Perhaps we all aspire to be J. Thaddeus Toad. The waistcoats alone!

So that's all I have planned to read today, because having a stack of books at my elbow has never seemed to work for me. Although I do have several comics here that I might intersperse among the antics of besuited woodland creatures.

Onward and snackward!


Well, I didn't get very much reading done, on account of I had to go to a wedding ceremony midway through and didn't deem it wise to carry on reading during the ceremony.

But I did get through fifty pages of The Wind in the Willows and finish volume 1 of Manifest Destiny and consume pizza bagels and mini Oreos and a full-size bagel and a tiny can of Sierra Mist and two regular-size cups of coffee.

Pretty sure those are the rules.
Thanks for hosting, Tika!

Tuesday, May 5, 2015

Lazarus: Game of Thrones meets Wolverine meets...Mr. and Mrs. Smith? In any case, there's a salsa-dancing scene.

I haven't been finishing much of anything in the book department lately, but I binge-read the first three volumes of Greg Rucka's Lazarus series and give it two strong yet feminine thumbs up.

My introduction to Rucka's work happened when I was somehow trusted to copyedit his Han Solo adventure novel (coming out this year as part of Disney/Lucasfilm Press's Journey to the Force Awakens series, if you're interested in that sort of thing). Not only did he capture the essence of Han and Chewie in that story, but he wrote a killer female-character-who-isn't-Leia. I was intrigued.

Rucka has had a hand in almost every superhero comic property: Wolverine, Batwoman, The Punisher, Batman, Elektra, Wonder Woman. . . .  He has seventeen pages on Goodreads.
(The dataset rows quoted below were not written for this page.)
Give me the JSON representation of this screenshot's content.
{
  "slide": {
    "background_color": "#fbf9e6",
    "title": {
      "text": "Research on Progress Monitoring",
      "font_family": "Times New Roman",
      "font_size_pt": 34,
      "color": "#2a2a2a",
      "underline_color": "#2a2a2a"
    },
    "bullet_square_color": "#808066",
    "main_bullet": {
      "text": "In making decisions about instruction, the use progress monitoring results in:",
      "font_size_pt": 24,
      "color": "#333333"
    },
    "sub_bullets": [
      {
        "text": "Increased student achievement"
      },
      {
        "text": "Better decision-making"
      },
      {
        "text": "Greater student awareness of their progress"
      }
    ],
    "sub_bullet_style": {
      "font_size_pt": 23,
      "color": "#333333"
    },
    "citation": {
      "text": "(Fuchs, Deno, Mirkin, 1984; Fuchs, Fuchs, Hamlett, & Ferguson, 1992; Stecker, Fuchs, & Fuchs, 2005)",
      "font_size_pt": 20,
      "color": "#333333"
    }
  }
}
You get the idea.

This original series is his newest project, and if it's the only thing of his you read you'll be doing okay for yourself.

The premise: At some point in our future, the world is divided among a handful of wealthy Families. The people who serve them, Serfs, are privileged above the Waste, which is everyone else. So there are no more states, no more countries, no more governments---just territories run by Families. Among the Families, there are alliances and feuds over contested territories.
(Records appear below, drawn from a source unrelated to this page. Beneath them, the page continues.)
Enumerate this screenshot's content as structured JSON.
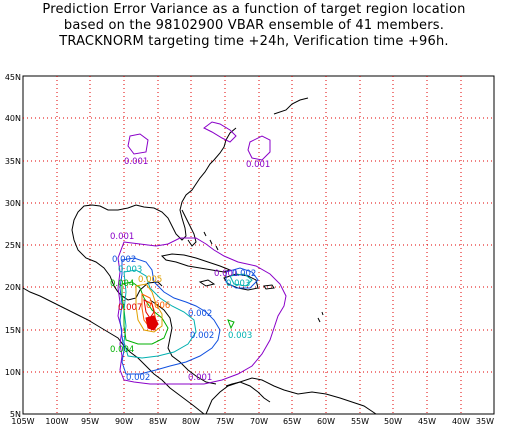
{
  "title": {
    "line1": "Prediction Error Variance as a function of target region location",
    "line2": "based on the 98102900 VBAR ensemble of 41 members.",
    "line3": "TRACKNORM targeting time +24h, Verification time +96h."
  },
  "axes": {
    "x_labels": [
      "105W",
      "100W",
      "95W",
      "90W",
      "85W",
      "80W",
      "75W",
      "70W",
      "65W",
      "60W",
      "55W",
      "50W",
      "45W",
      "40W",
      "35W"
    ],
    "y_labels": [
      "5N",
      "10N",
      "15N",
      "20N",
      "25N",
      "30N",
      "35N",
      "40N",
      "45N"
    ]
  },
  "contour_labels": {
    "n_east": "0.001",
    "n_west": "0.001",
    "gulf_west": "0.001",
    "yucatan_1": "0.002",
    "yucatan_2": "0.003",
    "honduras_a": "0.004",
    "honduras_b": "0.005",
    "honduras_c": "0.007",
    "honduras_d": "0.006",
    "honduras_e": "0.004",
    "cuba_1": "0.001",
    "cuba_2": "0.002",
    "cuba_3": "0.003",
    "carib_1": "0.002",
    "carib_2": "0.002",
    "carib_3": "0.003",
    "panama_1": "0.002",
    "panama_2": "0.001"
  },
  "colors": {
    "c001": "#8a00c8",
    "c002": "#1050e0",
    "c003": "#00b0b0",
    "c004": "#00b000",
    "c005": "#e0a000",
    "c006": "#ff6000",
    "c007": "#e00000",
    "grid": "#e00000",
    "coast": "#000000"
  }
}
Each Family has one member who's been given genetic enhancements and appointed to act as the Family's protector. This person, called the Lazarus, is a living weapon and is veeeeery difficult to kill, because he or she can regenerate. But the Lazari are not machines. They feel pain (so they feel like they're dying even if they don't often stay dead), and they have emotions and doubts that can lead to conflicting loyalties.

Which, indeed?

Forever Carlyle is the Lazarus of Family Carlyle, who rule over the western United States and northern and western Canada.

She's drawn like a cross between Gina Carano and the T-1000 and fights like a Spartan warrior who underwent strict martial arts training,but she's still believable as someone who could exist in our world.

Muscles and a conscience, imagine.
I don't love the overall art style, but Michael Lark is really great at drawing action. A fast-paced sword fight, let's say, can be really hard to follow in comic panels, but he makes it feel as seamless as possible when dealing with literal seams. If you let your eyes sweep across the panels, you can almost forget the separation.

That all might be enough to convince you to pick this up, but I could also tell you about the other female characters who exhibit strength in various ways, including as nurturers and villains. And the not one but two interracial couples. And the possibly gay character. And all the sexual tension between Forever and Joacquim, the Lazarus of Family Morray, who is even more handsome when the skin on his face hasn't just been melted off by an explosive.